Kash Gill

Personal information
- Nickname: The Flash
- Nationality: British
- Born: Kashmir Singh Gill 2 July 1966 (age 60) Handsworth, Birmingham, England
- Height: 6 ft 3 in (1.91 m)
- Weight: 75 kg (11.8 st; 165 lb)

Boxing career

Boxing record
- Total fights: 100
- Wins: 84
- Win by KO: 43
- Losses: 16
- Draws: 1

= Kash Gill =

British professional kickboxer (born 1966)

Kashmir Singh Gill (Punjabi: ਕਸ਼ਮੀਰ ਸਿੰਘ ਗਿੱਲ, born 2 July 1966) popularly known as Kash "The Flash" Gill, is a retired British professional kickboxer who is a former four-time world champion.

Gill became a world champion in kickboxing at the age of 21. He formally retired from fighting in 2002. In 1991, he won the World Kickboxing Association (WKA) light middleweight and super welterweight full contact titles. The following year he won the WKA middleweight championship. He was the International Sport Karate Association freestyle champion of 1993.

==Biography==
Born in 1966 as Kashmir Gill, he is an alumnus of Christ Church, Oxford where he studied biochemistry. Gill discovered kickboxing at the age of 14 when he saw a demo in a local park went down for a trial session and fell in love with the sport.

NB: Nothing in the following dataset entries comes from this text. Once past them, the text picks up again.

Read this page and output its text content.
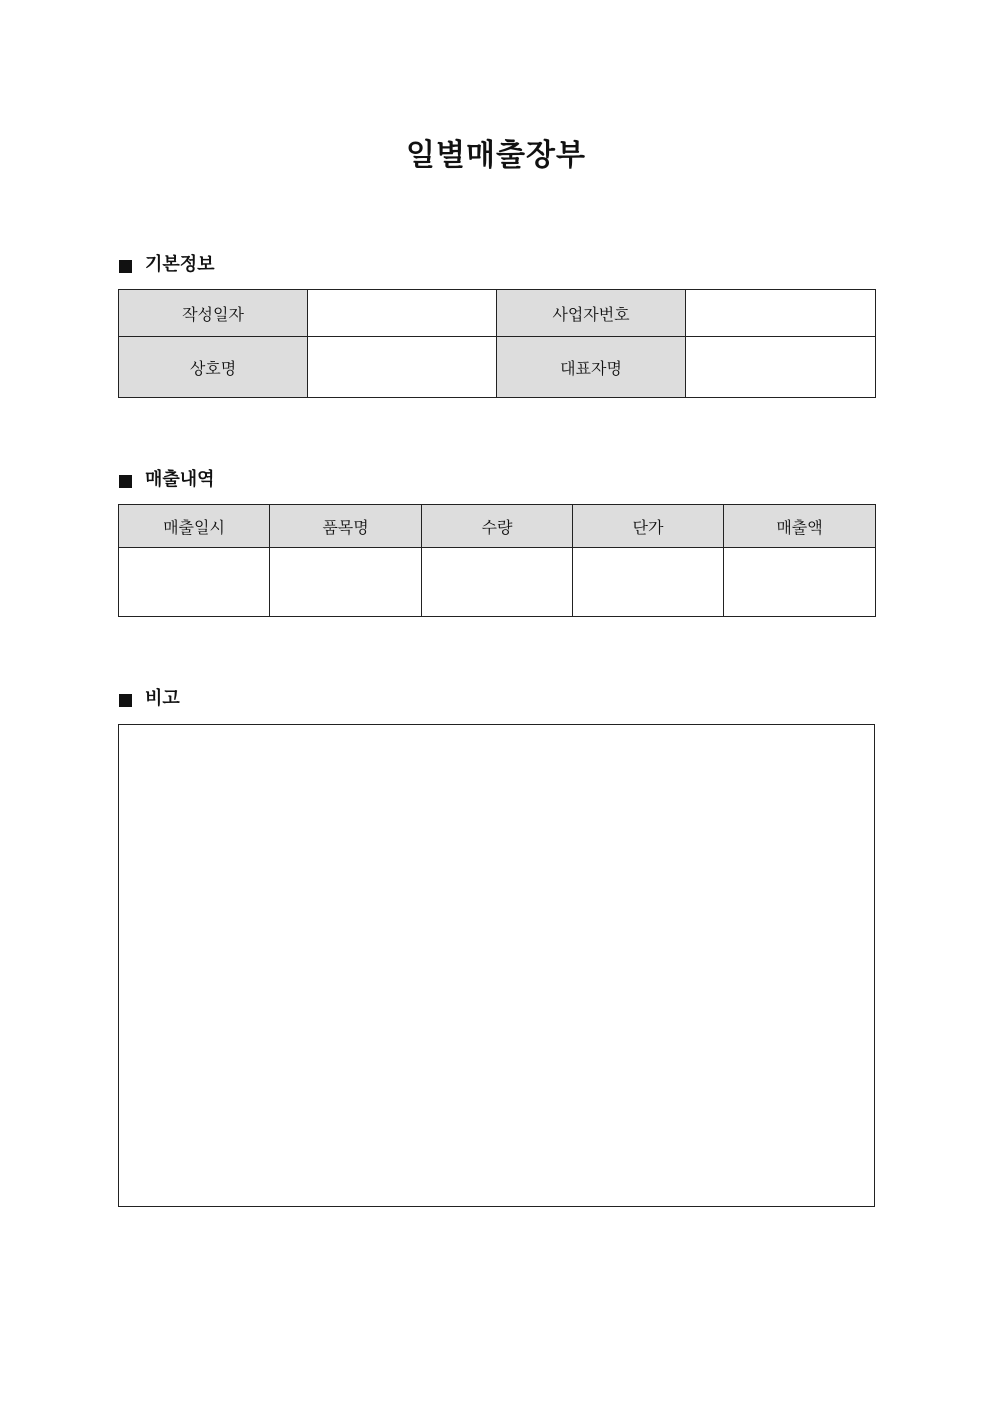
일별매출장부
기본정보
작성일자		사업자번호	
상호명		대표자명	
매출내역
매출일시	품목명	수량	단가	매출액

비고
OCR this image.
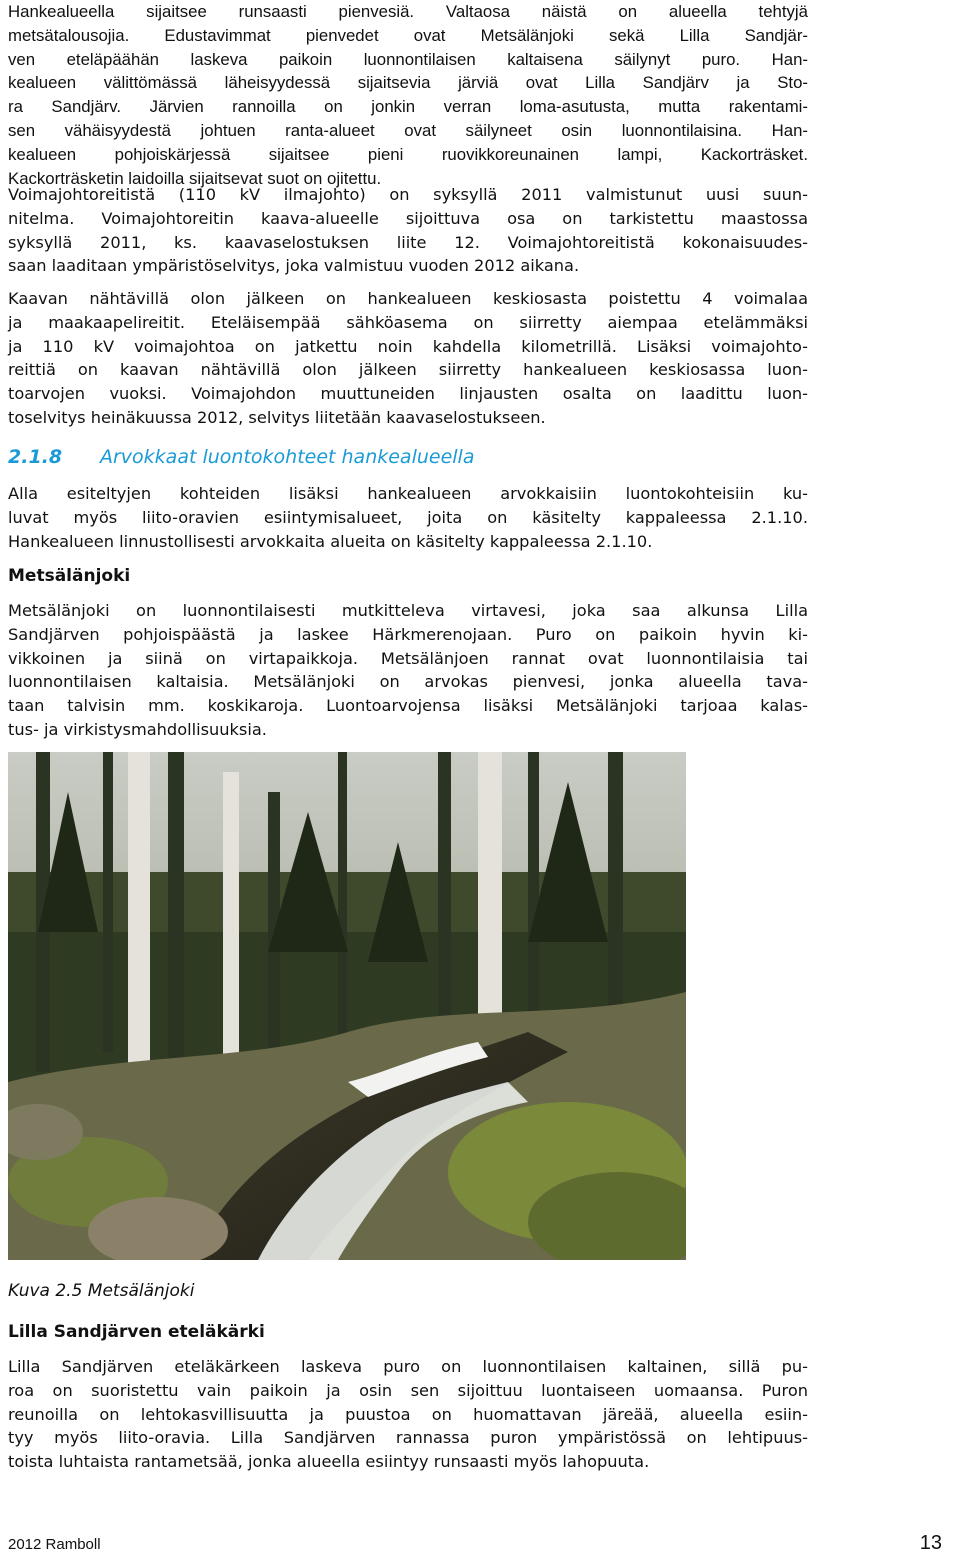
Hankealueella sijaitsee runsaasti pienvesiä. Valtaosa näistä on alueella tehtyjä
metsätalousojia. Edustavimmat pienvedet ovat Metsälänjoki sekä Lilla Sandjär-
ven eteläpäähän laskeva paikoin luonnontilaisen kaltaisena säilynyt puro. Han-
kealueen välittömässä läheisyydessä sijaitsevia järviä ovat Lilla Sandjärv ja Sto-
ra Sandjärv. Järvien rannoilla on jonkin verran loma-asutusta, mutta rakentami-
sen vähäisyydestä johtuen ranta-alueet ovat säilyneet osin luonnontilaisina. Han-
kealueen pohjoiskärjessä sijaitsee pieni ruovikkoreunainen lampi, Kackorträsket.
Kackorträsketin laidoilla sijaitsevat suot on ojitettu.
Voimajohtoreitistä (110 kV ilmajohto) on syksyllä 2011 valmistunut uusi suun-
nitelma. Voimajohtoreitin kaava-alueelle sijoittuva osa on tarkistettu maastossa
syksyllä 2011, ks. kaavaselostuksen liite 12. Voimajohtoreitistä kokonaisuudes-
saan laaditaan ympäristöselvitys, joka valmistuu vuoden 2012 aikana.
Kaavan nähtävillä olon jälkeen on hankealueen keskiosasta poistettu 4 voimalaa
ja maakaapelireitit. Eteläisempää sähköasema on siirretty aiempaa etelämmäksi
ja 110 kV voimajohtoa on jatkettu noin kahdella kilometrillä. Lisäksi voimajohto-
reittiä on kaavan nähtävillä olon jälkeen siirretty hankealueen keskiosassa luon-
toarvojen vuoksi. Voimajohdon muuttuneiden linjausten osalta on laadittu luon-
toselvitys heinäkuussa 2012, selvitys liitetään kaavaselostukseen.
2.1.8 Arvokkaat luontokohteet hankealueella
Alla esiteltyjen kohteiden lisäksi hankealueen arvokkaisiin luontokohteisiin ku-
luvat myös liito-oravien esiintymisalueet, joita on käsitelty kappaleessa 2.1.10.
Hankealueen linnustollisesti arvokkaita alueita on käsitelty kappaleessa 2.1.10.
Metsälänjoki
Metsälänjoki on luonnontilaisesti mutkitteleva virtavesi, joka saa alkunsa Lilla
Sandjärven pohjoispäästä ja laskee Härkmerenojaan. Puro on paikoin hyvin ki-
vikkoinen ja siinä on virtapaikkoja. Metsälänjoen rannat ovat luonnontilaisia tai
luonnontilaisen kaltaisia. Metsälänjoki on arvokas pienvesi, jonka alueella tava-
taan talvisin mm. koskikaroja. Luontoarvojensa lisäksi Metsälänjoki tarjoaa kalas-
tus- ja virkistysmahdollisuuksia.
Kuva 2.5 Metsälänjoki
Lilla Sandjärven eteläkärki
Lilla Sandjärven eteläkärkeen laskeva puro on luonnontilaisen kaltainen, sillä pu-
roa on suoristettu vain paikoin ja osin sen sijoittuu luontaiseen uomaansa. Puron
reunoilla on lehtokasvillisuutta ja puustoa on huomattavan järeää, alueella esiin-
tyy myös liito-oravia. Lilla Sandjärven rannassa puron ympäristössä on lehtipuus-
toista luhtaista rantametsää, jonka alueella esiintyy runsaasti myös lahopuuta.
2012 Ramboll	13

His speed and athletic ability as well as his flashy showmanship soon earned him the nickname 'The Flash'. By 1984, having earned his black belt, Gill at the age of 18, had entered and won his first competition in a three-round contest in full-contact karate.

He won a number of world titles and in 1986 he won a gold medal at the World PKA Amateur Full Contact Championships. He collected his first Professional world title, the WKA Junior Middleweight in 1991 when he also won the World full contact Karate championships. In the two consecutive years following, he went on to win the WKA World Middleweight kickboxing title and the ISKA World Light Middleweight title.

==Comeback==
In December 2011, Gill fought former world kickboxing champion Don "The Dragon" Wilson in a mixed martial arts cage match in Kazakhstan. The bout was originally billed as an exhibition, but Wilson, 57, was awarded the decision at the end of the match.